The third serverless offering, OCI Queue, is a managed message queue service to handle application scaling and spread out a service response. For example, a social media website might have an image processor and an image distributor; the queue is placed in between the two applications to help scale their communication load during an image upload spike. Leung said that previously developers would have to import their own queuing system, such as open-source RabbitMQ, but they now have the option of using the built-in OCI Queue.
Finally, OCI's Workflow addition lets developers design multi-step processes, such as training an AI to recognize images, and have that process run as a service with Oracle managing the infrastructure, Leung said.
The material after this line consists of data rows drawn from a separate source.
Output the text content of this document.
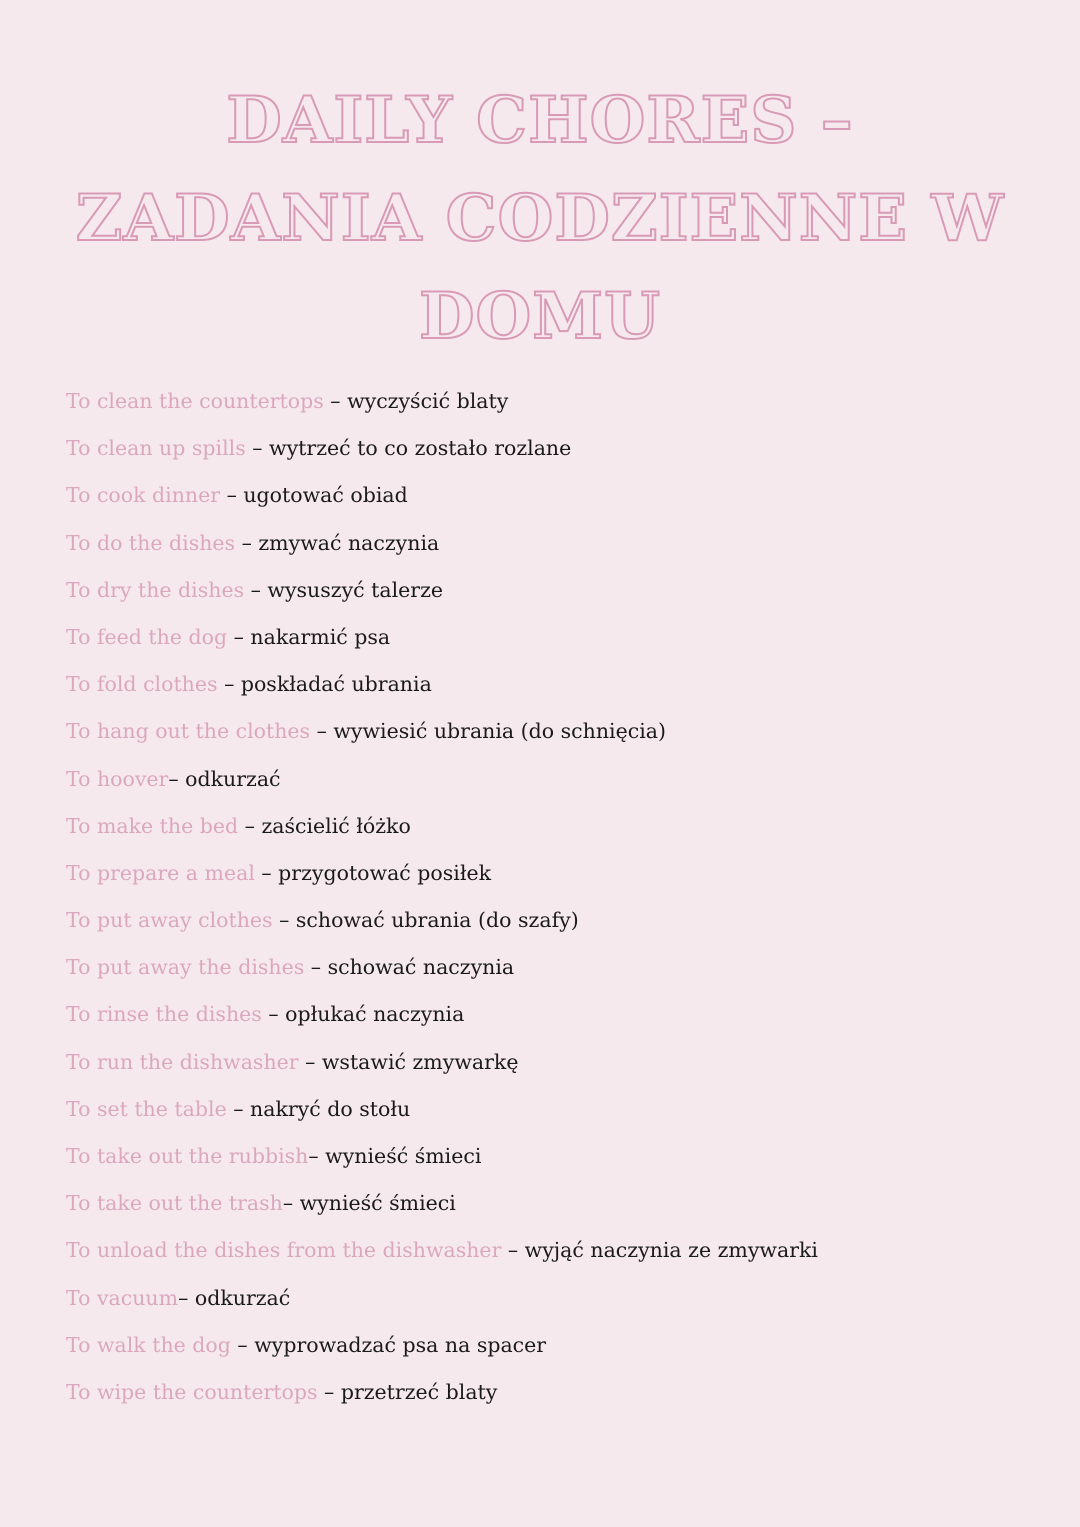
DAILY CHORES –
ZADANIA CODZIENNE W
DOMU
To clean the countertops – wyczyścić blaty
To clean up spills – wytrzeć to co zostało rozlane
To cook dinner – ugotować obiad
To do the dishes – zmywać naczynia
To dry the dishes – wysuszyć talerze
To feed the dog – nakarmić psa
To fold clothes – poskładać ubrania
To hang out the clothes – wywiesić ubrania (do schnięcia)
To hoover– odkurzać
To make the bed – zaścielić łóżko
To prepare a meal – przygotować posiłek
To put away clothes – schować ubrania (do szafy)
To put away the dishes – schować naczynia
To rinse the dishes – opłukać naczynia
To run the dishwasher – wstawić zmywarkę
To set the table – nakryć do stołu
To take out the rubbish– wynieść śmieci
To take out the trash– wynieść śmieci
To unload the dishes from the dishwasher – wyjąć naczynia ze zmywarki
To vacuum– odkurzać
To walk the dog – wyprowadzać psa na spacer
To wipe the countertops – przetrzeć blaty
Prior to workflow, developers would usually have to write the code from scratch, Leung said.
"Automating business processes with traditional technologies is cumbersome and time-consuming," Carvalho said. "The Oracle workflow engine gives developers a graphical interface to automate business processes."
However, notably missing from the lineup is a serverless security strategy, which Oracle would be wise to articulate for customers, Dunlap said.
"The industry will see heightened importance around application, API, container and serverless security solutions this year," she said.
The price of Virtual Nodes for OKE and Container Instances depends on underlying compute and storage resource consumption, with no additional cost for management of Kubernetes clusters. A general-purpose VM starts at roughly 10 cents per hour, according to Oracle's cloud pricing page; block storage starts at $4.25 per month for 100 GB and 6000 IOPS.
Pricing is not yet available for Workflow and OCI Queue, which has limited availability, with general availability expected in the next few months.